Giochi olimpici invernali Corea del Sud, sull'evento l'ombra nera di Kim

01 Dicembre 2017   11:38  

Nessuno ha ancora dato forfait. Eppure, dopo il lancio dell'ultimo missile da parte della Corea del Nord, cresce il timore tra le nazioni che a febbraio partiranno per Pyeongchang, in Corea del Sud, dove dal 9 al 25 febbraio 2018 si terranno i Giochi olimpici invernali. "Stanotte non ho dormito perché c'è un signore che in Corea del Nord si diverte a sparare i missili sopra al Giappone - ha detto qualche giorno fa il presidente del Coni, Giovanni Malagò ai microfoni di 'Circo Massimo' su Radio Capital -. Tra settanta giorni dobbiamo andare a 60 km dalla Corea con tutte le dinamiche che comporta".

Quella che si disputerà a Pyeongchang è la seconda Olimpiade ospitata dalla Corea del Sud dopo l'edizione estiva del 1988 che allora andò in scena nella capitale, Seul. A febbraio le gare saranno ospitate in due sedi: un comprensorio sciistico montano e nella città costiera di Gangneung. Nel primo verrano svolte le prove sciistiche e su pista, mentre la seconda sarà dedicata alle gare di pattinaggio e ai tornei di hockey e curling. A destare maggiore preoccupazione, con i venti di guerra tornati a soffiare prepotentemente verso Occidente, è il fatto che le sedi si trovino a una manciata di chilometri dal 38esimo Parallelo, la zona demilitarizzata che separa il Sud di Moon Jae-in dal minaccioso Nord di Kim Jong-un. 80 chilometri per l'esatezza, a portata di cannoni e missili.

E mentre cresce l'attesa per gli oltre duemila atleti che si preparano alla partenza, c'è anche chi, come la Francia, ha già fatto sapere che nel caso in cui la situazione in Corea del Nord diventasse troppo pericolosa è pronta a rinunciare ai Giochi. "Non metteremmo mai a rischio la nostra squadra - ha detto qualche mese la ministra francese dello Sport, Laura Flessel -. Nel caso in cui non avessimo le garanzie di sicurezza, la nostra squadra resterà a casa". E lo stesso ha in mente di fare l'Austria. Dal canto suo, il Comitato che organizza i Giochi ha sottolineato in più occasioni che non c'è da preoccuparsi, anche se i dati delle vendite dei biglietti sembra dire altro. Il mese scorso il Financial Times ha parlato di "montagne di biglietti invenduti".
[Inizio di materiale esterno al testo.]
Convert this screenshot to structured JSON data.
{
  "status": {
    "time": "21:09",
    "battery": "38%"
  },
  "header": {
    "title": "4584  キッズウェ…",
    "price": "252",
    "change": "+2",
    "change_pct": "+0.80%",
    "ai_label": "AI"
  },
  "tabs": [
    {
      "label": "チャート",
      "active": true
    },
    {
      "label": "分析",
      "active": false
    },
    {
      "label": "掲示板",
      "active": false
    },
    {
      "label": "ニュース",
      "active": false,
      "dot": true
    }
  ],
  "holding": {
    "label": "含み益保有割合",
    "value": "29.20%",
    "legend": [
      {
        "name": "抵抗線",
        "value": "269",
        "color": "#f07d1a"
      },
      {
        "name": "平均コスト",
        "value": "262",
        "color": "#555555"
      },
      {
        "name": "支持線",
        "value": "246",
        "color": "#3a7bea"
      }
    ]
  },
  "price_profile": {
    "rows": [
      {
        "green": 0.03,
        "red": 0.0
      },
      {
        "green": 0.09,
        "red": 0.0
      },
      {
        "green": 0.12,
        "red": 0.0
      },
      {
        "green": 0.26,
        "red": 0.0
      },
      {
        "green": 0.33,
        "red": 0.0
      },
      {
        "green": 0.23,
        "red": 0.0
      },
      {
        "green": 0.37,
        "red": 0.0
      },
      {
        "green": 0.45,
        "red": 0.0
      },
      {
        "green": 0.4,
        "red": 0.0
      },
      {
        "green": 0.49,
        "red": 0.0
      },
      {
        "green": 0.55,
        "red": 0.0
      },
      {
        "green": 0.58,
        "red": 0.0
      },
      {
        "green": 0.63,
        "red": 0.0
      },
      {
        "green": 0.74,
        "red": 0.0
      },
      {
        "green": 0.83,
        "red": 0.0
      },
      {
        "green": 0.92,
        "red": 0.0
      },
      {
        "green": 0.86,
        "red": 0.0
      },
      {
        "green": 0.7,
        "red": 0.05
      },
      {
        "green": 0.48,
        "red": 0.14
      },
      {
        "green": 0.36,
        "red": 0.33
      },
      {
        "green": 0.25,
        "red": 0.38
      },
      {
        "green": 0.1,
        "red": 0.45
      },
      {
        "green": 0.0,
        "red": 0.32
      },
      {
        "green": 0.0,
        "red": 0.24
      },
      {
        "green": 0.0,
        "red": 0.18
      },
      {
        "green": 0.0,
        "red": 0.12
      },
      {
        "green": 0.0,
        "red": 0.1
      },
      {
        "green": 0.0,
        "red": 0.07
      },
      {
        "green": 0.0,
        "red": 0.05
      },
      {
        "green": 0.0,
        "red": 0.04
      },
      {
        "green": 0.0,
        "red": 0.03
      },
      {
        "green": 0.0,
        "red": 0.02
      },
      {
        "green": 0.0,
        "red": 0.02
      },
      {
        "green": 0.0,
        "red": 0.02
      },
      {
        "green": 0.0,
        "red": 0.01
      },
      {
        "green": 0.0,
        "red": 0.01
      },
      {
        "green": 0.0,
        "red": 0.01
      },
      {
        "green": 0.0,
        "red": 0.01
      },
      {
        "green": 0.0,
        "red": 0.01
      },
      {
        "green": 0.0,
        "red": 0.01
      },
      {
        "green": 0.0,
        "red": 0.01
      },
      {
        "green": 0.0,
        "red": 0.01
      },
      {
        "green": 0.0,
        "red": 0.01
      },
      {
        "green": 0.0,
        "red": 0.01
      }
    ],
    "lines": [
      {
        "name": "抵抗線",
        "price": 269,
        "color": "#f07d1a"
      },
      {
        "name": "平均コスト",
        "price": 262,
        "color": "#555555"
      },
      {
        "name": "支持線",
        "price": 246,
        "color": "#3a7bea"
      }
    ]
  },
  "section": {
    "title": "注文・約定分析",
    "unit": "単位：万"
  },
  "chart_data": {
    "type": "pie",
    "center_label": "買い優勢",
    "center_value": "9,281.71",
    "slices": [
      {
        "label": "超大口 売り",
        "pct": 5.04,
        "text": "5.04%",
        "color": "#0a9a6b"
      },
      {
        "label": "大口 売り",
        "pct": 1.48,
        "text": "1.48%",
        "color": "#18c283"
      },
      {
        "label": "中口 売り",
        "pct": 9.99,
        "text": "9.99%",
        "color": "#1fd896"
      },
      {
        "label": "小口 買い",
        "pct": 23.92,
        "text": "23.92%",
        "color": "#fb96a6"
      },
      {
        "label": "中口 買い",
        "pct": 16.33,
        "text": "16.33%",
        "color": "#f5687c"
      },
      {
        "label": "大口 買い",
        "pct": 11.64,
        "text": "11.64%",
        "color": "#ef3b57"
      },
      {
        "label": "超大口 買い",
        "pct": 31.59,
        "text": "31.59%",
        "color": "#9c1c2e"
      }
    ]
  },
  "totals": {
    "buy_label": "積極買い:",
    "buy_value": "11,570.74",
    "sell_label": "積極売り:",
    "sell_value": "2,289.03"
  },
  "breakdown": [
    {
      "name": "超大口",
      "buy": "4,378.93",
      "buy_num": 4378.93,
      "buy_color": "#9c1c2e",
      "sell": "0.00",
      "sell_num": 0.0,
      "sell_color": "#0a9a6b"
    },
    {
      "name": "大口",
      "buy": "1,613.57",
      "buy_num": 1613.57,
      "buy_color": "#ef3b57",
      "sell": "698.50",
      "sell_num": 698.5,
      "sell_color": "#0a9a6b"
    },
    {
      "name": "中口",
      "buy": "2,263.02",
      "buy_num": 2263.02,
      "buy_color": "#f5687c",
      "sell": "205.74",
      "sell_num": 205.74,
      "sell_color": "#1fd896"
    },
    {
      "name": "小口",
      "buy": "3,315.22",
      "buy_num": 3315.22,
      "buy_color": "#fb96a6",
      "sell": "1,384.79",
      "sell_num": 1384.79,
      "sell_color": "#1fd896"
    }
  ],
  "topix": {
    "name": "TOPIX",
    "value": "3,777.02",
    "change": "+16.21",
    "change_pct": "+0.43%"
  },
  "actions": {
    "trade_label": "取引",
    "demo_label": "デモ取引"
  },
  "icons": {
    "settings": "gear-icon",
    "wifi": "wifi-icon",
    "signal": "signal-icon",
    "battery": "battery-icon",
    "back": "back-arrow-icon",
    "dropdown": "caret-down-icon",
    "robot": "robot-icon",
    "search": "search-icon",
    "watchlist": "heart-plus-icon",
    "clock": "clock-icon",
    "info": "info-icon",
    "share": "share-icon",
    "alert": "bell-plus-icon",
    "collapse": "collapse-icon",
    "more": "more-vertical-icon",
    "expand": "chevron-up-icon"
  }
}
Gli organizzatori dicono che i giochi serviranno a stimolare il turismo, mentre lo Hyundai Research Institute prevede che due settimane di giochi faranno entrare nelle casse sudcoreane circa 60 miliardi di dollari nell'arco di 10 anni. A meno di tre mesi della cerimonia di apertura, però, la febbre olimpica non ha ancora colpito. Si stima che solo un terzo degli 1,1 milioni di biglietti disponibili siano stati venduti. E' indubbio, quindi, che per esorcizzare lo spettro delle minacce del Rispettato Maresciallo ci voglia ben altro.

Nessuno può prevedere cosa farà il dittatore coreano. Rispetterà la tregua olimpica proclamata dall'Assemblea generale dell'Onu oppure ha già in mente un piano per minacciare gli atleti, mandando in fumo i giochi olimpici? Al momento, azzardare ipotesi è difficile. Nel caso in cui il pericolo dovesse farsi concreto, però, come da prassi l'Italia ha già pronto un piano di evacuazione per mettere al sicuro tutti i connazionali.

E mentre il conto alla rovescia per Pyeongchang entra nel vivo, a meno di 80 giorni dal via dei XXIII Giochi Olimpici Invernali, il presidente del Comitato Lee Hee-beom ha detto che la Corea del Sud è pronta "ad accogliere il mondo". "La neve sta cominciando a cadere e noi stiamo facendo tutto ciò che è possibile per far crescere la passione e l'attesa in tutto il Paese invitando tutti ad essere parte di questi Giochi stravaganti - ha concluso -. Sarà la più bella vetrina di sport e cultura che la Corea abbia mai visto e vi invitiamo a comprare i biglietti e a raggiungerci a Pyeongchang".